Pendant que les Québécois se demandent s'il faut permettre aux médecins d'exercer à la fois au public et au privé, plusieurs d'entre eux profitent des zones grises de la loi pour le faire dès maintenant. Une pratique encore limitée, mais qui soulève de nombreuses questions.

Des spécialistes qui suspendent périodiquement leur participation à la Régie de l'assurance-maladie du Québec pour travailler à l'extérieur du système public. D'autres qui, en consultation à l'hôpital, proposent au patient d'obtenir son test diagnostic dans une clinique privée - un établissement dont ils sont actionnaires ou dans lequel ils feront passer le test eux-mêmes. Comme le démontre notre collègue Pascale Breton, la séparation entre le public et le privé est pas mal moins étanche qu'on le croit.

 

Soyons clairs. Nous ne considérons pas que le privé soit mauvais en soi. Ni que le public doive avoir le monopole des soins de santé. Nous n'en trouvons pas moins ce va-et-vient très dérangeant. Comment se fait-il que notre système de santé public, qui a toujours imputé une partie de ses manquements aux pénuries de spécialistes, ne soit pas capable d'utiliser davantage ceux qui travaillent pour lui? Quel gaspillage de ressources!

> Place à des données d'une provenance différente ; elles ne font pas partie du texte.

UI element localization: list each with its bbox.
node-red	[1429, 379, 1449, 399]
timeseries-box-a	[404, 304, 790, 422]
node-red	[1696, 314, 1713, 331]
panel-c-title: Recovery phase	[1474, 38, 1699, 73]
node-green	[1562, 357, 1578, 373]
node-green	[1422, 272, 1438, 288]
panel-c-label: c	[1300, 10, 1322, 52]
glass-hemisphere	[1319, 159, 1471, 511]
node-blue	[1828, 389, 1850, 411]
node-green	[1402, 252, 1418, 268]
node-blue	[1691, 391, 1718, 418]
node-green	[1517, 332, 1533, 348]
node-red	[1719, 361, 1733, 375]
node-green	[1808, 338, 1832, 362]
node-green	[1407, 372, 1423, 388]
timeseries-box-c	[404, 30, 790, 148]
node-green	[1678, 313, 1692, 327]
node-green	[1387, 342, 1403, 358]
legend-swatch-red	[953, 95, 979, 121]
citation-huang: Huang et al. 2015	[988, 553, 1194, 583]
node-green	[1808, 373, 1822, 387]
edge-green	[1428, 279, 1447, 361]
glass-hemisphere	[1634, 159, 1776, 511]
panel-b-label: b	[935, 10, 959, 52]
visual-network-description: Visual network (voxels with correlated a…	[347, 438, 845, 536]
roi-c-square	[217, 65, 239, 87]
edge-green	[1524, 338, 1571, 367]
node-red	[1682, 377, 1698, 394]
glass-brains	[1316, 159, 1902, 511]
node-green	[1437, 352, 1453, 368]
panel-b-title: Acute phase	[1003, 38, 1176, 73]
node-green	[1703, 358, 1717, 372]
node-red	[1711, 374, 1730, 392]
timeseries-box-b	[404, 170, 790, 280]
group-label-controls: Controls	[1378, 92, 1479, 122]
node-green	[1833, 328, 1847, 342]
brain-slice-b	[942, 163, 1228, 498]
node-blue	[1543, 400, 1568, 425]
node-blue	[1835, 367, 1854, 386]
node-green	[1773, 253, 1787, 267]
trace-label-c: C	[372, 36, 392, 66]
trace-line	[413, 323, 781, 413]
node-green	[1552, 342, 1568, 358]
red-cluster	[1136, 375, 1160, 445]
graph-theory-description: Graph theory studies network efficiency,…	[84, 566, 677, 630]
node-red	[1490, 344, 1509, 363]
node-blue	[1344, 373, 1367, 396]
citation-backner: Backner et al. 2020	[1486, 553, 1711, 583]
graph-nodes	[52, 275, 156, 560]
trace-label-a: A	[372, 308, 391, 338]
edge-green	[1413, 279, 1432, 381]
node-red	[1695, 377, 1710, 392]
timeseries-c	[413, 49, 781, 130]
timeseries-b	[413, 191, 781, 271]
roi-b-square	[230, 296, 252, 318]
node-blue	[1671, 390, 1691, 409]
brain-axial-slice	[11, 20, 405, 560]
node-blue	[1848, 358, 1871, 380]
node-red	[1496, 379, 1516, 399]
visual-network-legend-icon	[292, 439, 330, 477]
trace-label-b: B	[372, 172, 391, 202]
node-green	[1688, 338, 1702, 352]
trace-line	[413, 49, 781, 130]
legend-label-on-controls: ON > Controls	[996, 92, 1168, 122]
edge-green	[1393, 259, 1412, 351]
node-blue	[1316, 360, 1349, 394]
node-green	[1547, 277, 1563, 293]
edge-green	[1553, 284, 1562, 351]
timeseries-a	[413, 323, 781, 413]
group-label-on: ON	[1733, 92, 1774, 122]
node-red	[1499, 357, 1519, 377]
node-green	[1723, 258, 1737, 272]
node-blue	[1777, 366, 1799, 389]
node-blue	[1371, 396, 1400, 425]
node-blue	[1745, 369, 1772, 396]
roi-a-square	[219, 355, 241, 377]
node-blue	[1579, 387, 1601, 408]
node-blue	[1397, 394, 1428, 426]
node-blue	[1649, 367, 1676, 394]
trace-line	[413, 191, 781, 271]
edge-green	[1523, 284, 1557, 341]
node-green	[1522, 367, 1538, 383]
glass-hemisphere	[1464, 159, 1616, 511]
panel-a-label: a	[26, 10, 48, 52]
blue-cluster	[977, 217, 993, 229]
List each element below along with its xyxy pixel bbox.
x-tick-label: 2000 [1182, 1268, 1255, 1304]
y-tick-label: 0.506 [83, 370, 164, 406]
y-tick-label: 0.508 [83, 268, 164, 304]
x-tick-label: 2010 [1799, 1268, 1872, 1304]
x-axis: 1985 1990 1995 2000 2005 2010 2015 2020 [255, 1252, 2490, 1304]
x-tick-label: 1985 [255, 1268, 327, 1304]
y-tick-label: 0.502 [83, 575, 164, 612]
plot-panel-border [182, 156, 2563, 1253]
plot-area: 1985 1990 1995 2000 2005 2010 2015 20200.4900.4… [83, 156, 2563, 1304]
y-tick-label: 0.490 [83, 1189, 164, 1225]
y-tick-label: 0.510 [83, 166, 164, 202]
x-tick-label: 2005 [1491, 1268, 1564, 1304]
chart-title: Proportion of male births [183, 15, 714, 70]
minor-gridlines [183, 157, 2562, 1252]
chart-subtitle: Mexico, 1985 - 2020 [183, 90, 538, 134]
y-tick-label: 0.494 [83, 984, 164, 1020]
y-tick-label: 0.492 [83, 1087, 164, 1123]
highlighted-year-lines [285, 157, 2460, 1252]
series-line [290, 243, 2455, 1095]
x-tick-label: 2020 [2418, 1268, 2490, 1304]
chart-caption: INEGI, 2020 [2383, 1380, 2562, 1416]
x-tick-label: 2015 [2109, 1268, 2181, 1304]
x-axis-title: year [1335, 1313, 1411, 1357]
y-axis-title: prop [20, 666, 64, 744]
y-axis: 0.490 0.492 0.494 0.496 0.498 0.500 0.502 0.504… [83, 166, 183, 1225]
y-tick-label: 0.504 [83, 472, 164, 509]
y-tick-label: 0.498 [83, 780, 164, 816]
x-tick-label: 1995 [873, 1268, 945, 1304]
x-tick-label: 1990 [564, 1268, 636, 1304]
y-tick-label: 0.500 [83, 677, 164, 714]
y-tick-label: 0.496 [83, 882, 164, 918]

Nous ne sommes pas naïfs. Il est évident que plusieurs médecins trouvent leur compte à gagner une partie de leurs revenus au privé. Outre les avantages financiers, la pratique en clinique offre souvent un environnement de travail et un contact avec la clientèle plus agréables que l'hôpital. Pourtant, on peut penser que plusieurs d'entre eux n'iraient pas voir ailleurs si le public les occupait suffisamment. Comment se fait-il qu'un chirurgien orthopédiste doive aller au privé pour pouvoir opérer suffisamment, alors que les patients s'accumulent sur sa liste d'attente?

Les tests diagnostics posent un autre genre de problème. Plus personne ne s'étonne d'entendre son médecin lui dire que l'échographie requise s'obtiendrait plus rapidement au privé. Cependant, on ne se pose pas beaucoup de questions sur le fait que certains médecins tirent avantage, indirectement ou non, de ces tests effectués en dehors de l'hôpital. Cela les incite-t-il à commander des tests superflus? Nous n'avons jamais rien entendu de tel au Québec. On ne peut cependant pas ignorer le potentiel de conflits d'intérêts.

L'offre croissante de services au privé fait l'affaire des médecins qui la fournissent, et des patients qui peuvent se les payer. Mais c'est une fausse bonne affaire. Si de plus en plus de patients optent pour les raccourcis offerts au privé, il en restera de moins en moins pour dénoncer les délais intolérables du public. Quand on pense à tout ce qu'il a fallu de cris pour que Québec se décide à réduire un peu les listes d'attente, c'est très inquiétant. Si cette pression se relâche, le pire est à craindre. Le système public dont dépendent presque tous les médecins et les patients québécois risque fort de se détériorer.